12L’analyse s’achève par un sixième chapitre consacré à Énée. L’histoire de ce personnage peut se prévaloir de traditions grecques puisqu’on le voit survivre dès l’Iliade et qu’il était revendiqué comme héros fondateur par nombre de cités. Virgile dut donc arracher Énée à l’épopée homérique, ce qui se manifeste au fait que le poème commence lors de son arrivée à Carthage : l’avant est raconté par le héros lui‑même lors d’un banquet (technique reprise de l’Odyssée). Ce discours fournit l’occasion d’insérer une mini Iliade dans le récit et c’est là que se situe la brisure avec Homère (p. 136). Le récit des événements antérieurs permet de les congédier et de congédier l’épopée traditionnelle par l’introduction d’un certain nombre de variantes : Énée quitte Troie de façon originale, sur l’ordre de Vénus (p. 139) et part chercher un lieu où fonder une nouvelle Troie. Fl. Dupont rappelle les différents échecs de fondation. Dans une de ces dernières tentatives, les Troyens se séparent des femmes qui les accompagnaient, ce qui condamne le groupe restreint restant au mélange avec des populations locales (p. 144‑145). En Italie, il devient un étranger et est perçu comme tel. Le texte virgilien construit ainsi l’extériorité des Troyens et leur étrangeté (p. 148 et suivantes) tout en les situant dans cette archaïsme romain réinventé : l’« archasie » (p. 150). Dans le même temps, avec l’histoire de Dardanos11, il peut aussi présenter l’arrivée d’Énée comme un retour. Énée apparaît alors comme une figure ambiguë, à la fois italienne et étrangère (p. 154‑156), manifestant à nouveau cette double appartenance constitutive de Rome.
13Autrement dit, Virgile invente un temps particulier, un peuple (les Latins pour accueillir les Troyens sur place) et met en scène la double dimension du héros troyen. Toutefois, le peuple issu du mélange des Troyens et des Latins demeura Latin. En terme moderne, il y a bien une forme de métissage mais non cohérente et l’Énéide joue le rôle de symbole de la double patrie, qui vient expliciter la pratique romaine mise au jour dans les premiers chapitres. De ce point de vue l’extériorité n’est pas porteuse d’une altérité radicale. Par là, Fl. Dupont cherche à mettre en avant l’intérêt d’une conception romaine non culturaliste. Elle se positionne alors implicitement du côté des partisans d’une romanisation en douceur, non forcée, qui se serait faite par le bas (p. 171)12. Ses analyses impliquent une Selbsdarstellung romaine qui suppose toujours une part d’ailleurs mais qui ne fut cependant jamais théorisée à Rome où l’origo demeura un réseau de pratiques (p. 174).

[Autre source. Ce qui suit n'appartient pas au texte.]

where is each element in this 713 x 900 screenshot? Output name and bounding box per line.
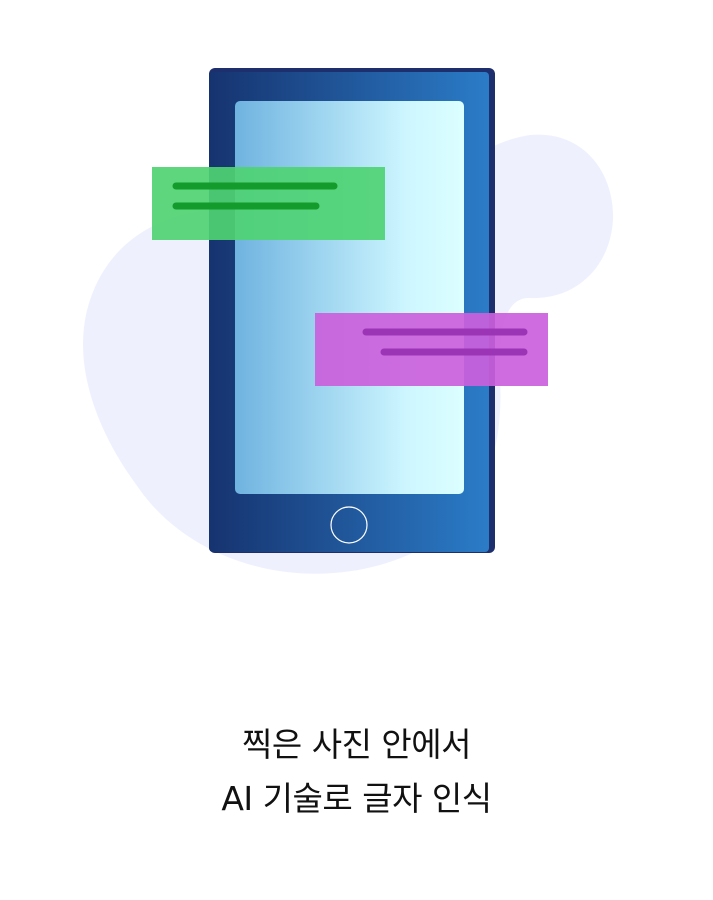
phone-screen	[235, 101, 464, 494]
text-bubble-icon	[152, 167, 385, 240]
caption-line-1: 찍은 사진 안에서	[242, 725, 472, 764]
phone-ocr-graphic	[83, 68, 614, 574]
text-bubble-icon	[315, 313, 548, 386]
phone-icon	[209, 68, 495, 553]
caption-line-2: AI 기술로 글자 인식	[221, 779, 492, 818]
ocr-illustration	[0, 0, 713, 620]
feature-caption: 찍은 사진 안에서 AI 기술로 글자 인식	[0, 718, 713, 826]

Identité, citoyenneté et histoire : les angles morts d’un essai
14De façon générale, l’ambition de l’auteur de montrer que d’autres modèles sont possibles est atteinte, même si plusieurs points demeurent équivoques. Tout d’abord, alors même qu’elle entend déconstruire la notion d’identité nationale par le recours à la comparaison avec la citoyenneté antique, au moment où elle achève de présenter le cas romain, la comparaison et la critique de la situation contemporaine n’apparaissent pas. Il est dommage que Fl. Dupont n’engage pas cette discussion car, en s’en tenant au cas romain, il serait possible d’objecter que se présenter comme métissé est une forme d’identité. En outre, comme Fl. Dupont le reconnaît elle‑même, elle ne fait à aucun moment l’histoire de la notion d’origo (p. 174‑175). Or, cela fige son propos dans une atemporalité qui ne correspond en rien à une réalité historique évolutive. De façon plus problématique, elle fonde la spécificité romaine sur la notion d’origo mais aussi sur son exceptionnalisme supposé en matière de collation du droit de cité. Elle pose d’emblée l’intérêt du cas romain par rapport à celui des Grecs du fait de l’ouverture de la cité romaine (p. 10-13). Ce faisant, Fl. Dupont reproduit et perpétue un topos antique qui méritait à tout le moins d’être interrogé. Denys d’Halicarnasse fut en effet loin d’être le seul à le mettre en avant : des lettres du roi Philippe V de Macédoine adressées à la cité de Larissa, datables d’environ 215 avant J.-C., évoquent la facilité avec laquelle les Romains donnaient leur citoyenneté, même aux esclaves13. Cette opposition à valeur axiologique pose cependant deux problèmes.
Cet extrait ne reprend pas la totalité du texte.